It began with the mugging of the cop.

Person or persons unknown jumped the patrolman in broad daylight on Water Street near the river, dragged him into an alley, and cleaned him out. No witnesses. This is the lower west side, the Chelsea district, where alley windows are boarded up and people do not see what they’re not sure they should see.

We all knew the cop: Patrolman Stettin. He’s a young cop, Stettin, not long on the force and still eager. We all heard that he felt so bad about being taken that he offered to quit. That shows how young he is. Sooner or later everyone is taken in this world. This time the mugger took it all: billy club, pistol, cuffs, summons book, watch, billfold, tie clip, shoes, and loose change. The mugger was good. Stettin never even saw a shadow, according to the report I heard.

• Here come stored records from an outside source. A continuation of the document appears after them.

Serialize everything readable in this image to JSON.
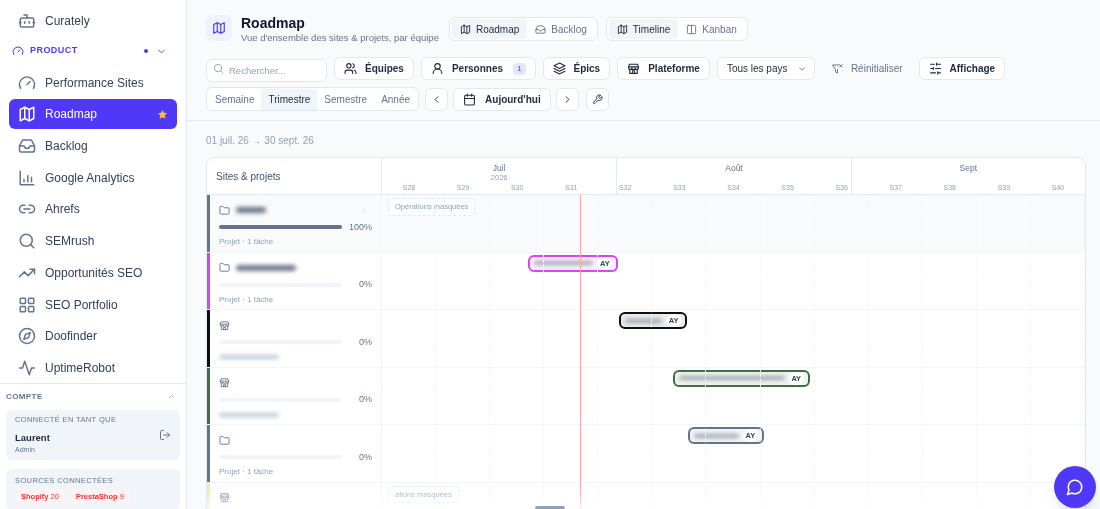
{
  "sidebar": {
    "top_item": {
      "label": "Curately"
    },
    "section": {
      "label": "PRODUCT",
      "expanded": true
    },
    "items": [
      {
        "label": "Performance Sites",
        "selected": false,
        "starred": false
      },
      {
        "label": "Roadmap",
        "selected": true,
        "starred": true
      },
      {
        "label": "Backlog",
        "selected": false,
        "starred": false
      },
      {
        "label": "Google Analytics",
        "selected": false,
        "starred": false
      },
      {
        "label": "Ahrefs",
        "selected": false,
        "starred": false
      },
      {
        "label": "SEMrush",
        "selected": false,
        "starred": false
      },
      {
        "label": "Opportunités SEO",
        "selected": false,
        "starred": false
      },
      {
        "label": "SEO Portfolio",
        "selected": false,
        "starred": false
      },
      {
        "label": "Doofinder",
        "selected": false,
        "starred": false
      },
      {
        "label": "UptimeRobot",
        "selected": false,
        "starred": false
      }
    ],
    "account": {
      "heading": "COMPTE",
      "expanded": true,
      "connected_label": "CONNECTÉ EN TANT QUE",
      "user": "Laurent",
      "role": "Admin"
    },
    "sources": {
      "heading": "SOURCES CONNECTÉES",
      "items": [
        {
          "name": "Shopify",
          "count": "20"
        },
        {
          "name": "PrestaShop",
          "count": "9"
        }
      ]
    }
  },
  "header": {
    "title": "Roadmap",
    "subtitle": "Vue d'ensemble des sites & projets, par équipe",
    "view_switch": [
      {
        "label": "Roadmap",
        "selected": true
      },
      {
        "label": "Backlog",
        "selected": false
      }
    ],
    "layout_switch": [
      {
        "label": "Timeline",
        "selected": true
      },
      {
        "label": "Kanban",
        "selected": false
      }
    ]
  },
  "toolbar": {
    "search": {
      "placeholder": "Rechercher..."
    },
    "filters": [
      {
        "kind": "button",
        "label": "Équipes"
      },
      {
        "kind": "button",
        "label": "Personnes",
        "badge": "1"
      },
      {
        "kind": "button",
        "label": "Épics"
      },
      {
        "kind": "button",
        "label": "Plateforme"
      },
      {
        "kind": "dropdown",
        "label": "Tous les pays"
      },
      {
        "kind": "reset",
        "label": "Réinitialiser"
      },
      {
        "kind": "button",
        "label": "Affichage"
      }
    ],
    "periods": [
      {
        "label": "Semaine",
        "selected": false
      },
      {
        "label": "Trimestre",
        "selected": true
      },
      {
        "label": "Semestre",
        "selected": false
      },
      {
        "label": "Année",
        "selected": false
      }
    ],
    "today": "Aujourd'hui"
  },
  "date_range": "01 juil. 26 → 30 sept. 26",
  "gantt": {
    "column_header": "Sites & projets",
    "months": [
      {
        "label": "Juil",
        "year": "2026"
      },
      {
        "label": "Août"
      },
      {
        "label": "Sept"
      }
    ],
    "weeks": [
      "S28",
      "S29",
      "S30",
      "S31",
      "S32",
      "S33",
      "S34",
      "S35",
      "S36",
      "S37",
      "S38",
      "S39",
      "S40"
    ],
    "rows": [
      {
        "kind": "project",
        "color": "#64748b",
        "level": 1,
        "percent": "100%",
        "subtitle": "Projet · 1 tâche",
        "expandable": true,
        "masked": "Opérations masquées"
      },
      {
        "kind": "project",
        "color": "#d946ef",
        "level": 0,
        "percent": "0%",
        "subtitle": "Projet · 1 tâche",
        "expandable": false,
        "bar": {
          "initials": "AY"
        }
      },
      {
        "kind": "store",
        "color": "#0f0f0f",
        "level": 0,
        "percent": "0%",
        "expandable": false,
        "bar": {
          "initials": "AY"
        }
      },
      {
        "kind": "store",
        "color": "#3f6f45",
        "level": 0,
        "percent": "0%",
        "expandable": false,
        "bar": {
          "initials": "AY"
        }
      },
      {
        "kind": "project",
        "color": "#64748b",
        "level": 0,
        "percent": "0%",
        "subtitle": "Projet · 1 tâche",
        "expandable": false,
        "bar": {
          "initials": "AY"
        }
      },
      {
        "kind": "store",
        "color": "#d9f99d",
        "expandable": false,
        "masked": "ations masquées"
      }
    ]
  }
}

‘What’s a harness bull got worth stealing?’ Joe Harris said.

‘The pistol,’ I said.

Joe Harris is my oldest friend. He never left Chelsea, the way I did over the years, but we always kept in touch. Next to Marty, my woman, Joe is my best friend. Since I’ve been back in Chelsea this time, we see each other a lot. Joe is a bartender by trade. Which is probably why we see each other so much. Now Joe poured me a second free shot of good Irish whiskey while he thought about Stettin’s pistol.

We were in Packy’s Pub, where Joe was working that day. The boss, Packy Wilson, was too busy talking to his other twilight customers about Officer Stettin to notice the free drink. We had all heard about Stettin, even though they had it under wraps. The police were annoyed. When they are annoyed they go about their work with a grim efficiency. The police did not want publicity for a mugging of one of their men, but everyone in the know had heard.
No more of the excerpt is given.